Biden bölgede demokrasinin habercisi mi?
İlerleyen yıllarda neler olabileceğine ve neler olmayacağına yönelik bir öngörü geliştirmeye çalışmadan önce Biden'ı "bölgede demokrasinin habercisi bir demokrat" olarak görenlerin ve ona "tarih yazacak" bir lider olarak bakanların sayıca epeyce fazla olduğundan hareketle, bir-iki hatırlatma yapmak sanırım önemli.

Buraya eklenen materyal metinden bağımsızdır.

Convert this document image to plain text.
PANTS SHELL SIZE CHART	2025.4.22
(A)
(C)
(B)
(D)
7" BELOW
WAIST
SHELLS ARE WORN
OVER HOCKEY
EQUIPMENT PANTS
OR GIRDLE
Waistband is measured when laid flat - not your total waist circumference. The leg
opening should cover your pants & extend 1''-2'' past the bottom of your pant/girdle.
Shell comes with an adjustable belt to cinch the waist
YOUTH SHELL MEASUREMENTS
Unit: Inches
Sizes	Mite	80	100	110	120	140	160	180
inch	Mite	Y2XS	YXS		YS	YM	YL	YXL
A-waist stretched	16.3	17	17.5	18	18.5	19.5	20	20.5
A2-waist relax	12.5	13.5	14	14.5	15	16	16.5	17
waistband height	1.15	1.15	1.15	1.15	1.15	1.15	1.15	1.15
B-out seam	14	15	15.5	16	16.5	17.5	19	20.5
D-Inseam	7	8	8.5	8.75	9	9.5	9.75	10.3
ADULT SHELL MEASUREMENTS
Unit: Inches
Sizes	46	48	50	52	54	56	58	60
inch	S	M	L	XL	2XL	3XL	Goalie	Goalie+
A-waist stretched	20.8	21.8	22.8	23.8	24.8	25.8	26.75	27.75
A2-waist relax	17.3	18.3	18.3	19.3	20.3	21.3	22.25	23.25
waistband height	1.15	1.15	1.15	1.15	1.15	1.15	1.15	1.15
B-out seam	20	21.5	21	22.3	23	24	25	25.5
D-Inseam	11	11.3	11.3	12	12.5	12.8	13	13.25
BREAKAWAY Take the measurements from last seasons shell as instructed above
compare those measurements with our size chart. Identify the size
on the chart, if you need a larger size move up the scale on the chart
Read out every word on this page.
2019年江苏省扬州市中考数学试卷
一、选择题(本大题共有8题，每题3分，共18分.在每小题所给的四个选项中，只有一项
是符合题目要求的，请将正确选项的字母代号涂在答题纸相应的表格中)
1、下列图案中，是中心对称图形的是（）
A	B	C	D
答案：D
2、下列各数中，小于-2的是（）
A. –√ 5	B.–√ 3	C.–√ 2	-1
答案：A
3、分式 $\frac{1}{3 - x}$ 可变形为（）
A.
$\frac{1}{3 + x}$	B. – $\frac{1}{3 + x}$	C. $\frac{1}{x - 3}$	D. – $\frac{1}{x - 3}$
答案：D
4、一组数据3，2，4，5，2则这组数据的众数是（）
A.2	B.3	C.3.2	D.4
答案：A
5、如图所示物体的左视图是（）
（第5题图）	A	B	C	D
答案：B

Galiba Biden'ın en büyük şansı, Trump gibi pek öyle etik kodları olmayan, demokratik teamüllere itibar etmeyi önemsemeyen ve megalomanik davranışlar sergileyebilen birinden sonra görevi devralacak olması. Yoksa, Biden insanlık için ya da bölge için "taze bir başlangıcı" ya da "yeni bir ümidi" filan temsil etmiyor. Temsil etse etse, ancak "Amerikan müesses nizamını" temsil ettiği söylenebilir. Nasıl mı? Şöyle:
Biden, 1972'deki seçimlerle ABD Senato'suna girmiş, 2009'a kadar senatörlük yapmış bir isim. Dile kolay, 36 yıllık senatörlüğü var! Yani Deniz Gezmiş'ler asıldıktan, İnönü CHP'nin liderlik koltuğunu Ecevit'e teslim ettikten sadece birkaç ay sonra Senato'da görev yapmaya başlamış ve bugünlere gelmiş bir politikacı.
Amerikan müesses nizamı için kritik bir rolü olan Senato Dış İlişkiler Komitesi'nin senelerce rahle-i tedrisinden geçmiş, hatta bu komitenin yıllarca başkanlığını yapmış biri Biden. O kadarla da kalmamış, o görevlerinin ardından 8 sene ABD Başkan Yardımcılığı yapmış bir siyasetçi. Başkan Yardımcılığı derken de, öyle kenarda oturmuş, Beyaz Saray işlerine "yardımcı" olmuş, biblo bir figür hiç değil. Bu görevine gelmeden önce öyle uzun ve derinlikli bir deneyimi vardı ki, Başkan Barack Obama'nın tüm büyük kararlarda danıştığı, fikrini aldığı ve "ne dersin öyle mi yapalım böyle mi" dediği adamdı. Yani neredeyse yarım yüzyıl önce ABD Senato'suna girip on yıllarca devletin değişik kademelerinde uluslararası politikalar geliştirmiş, onların takipçisi olmuş biri olarak, Başkan Obama'ya yapacağı işleri danışan adam değildi Biden! Obama'nın danıştığı adam idi!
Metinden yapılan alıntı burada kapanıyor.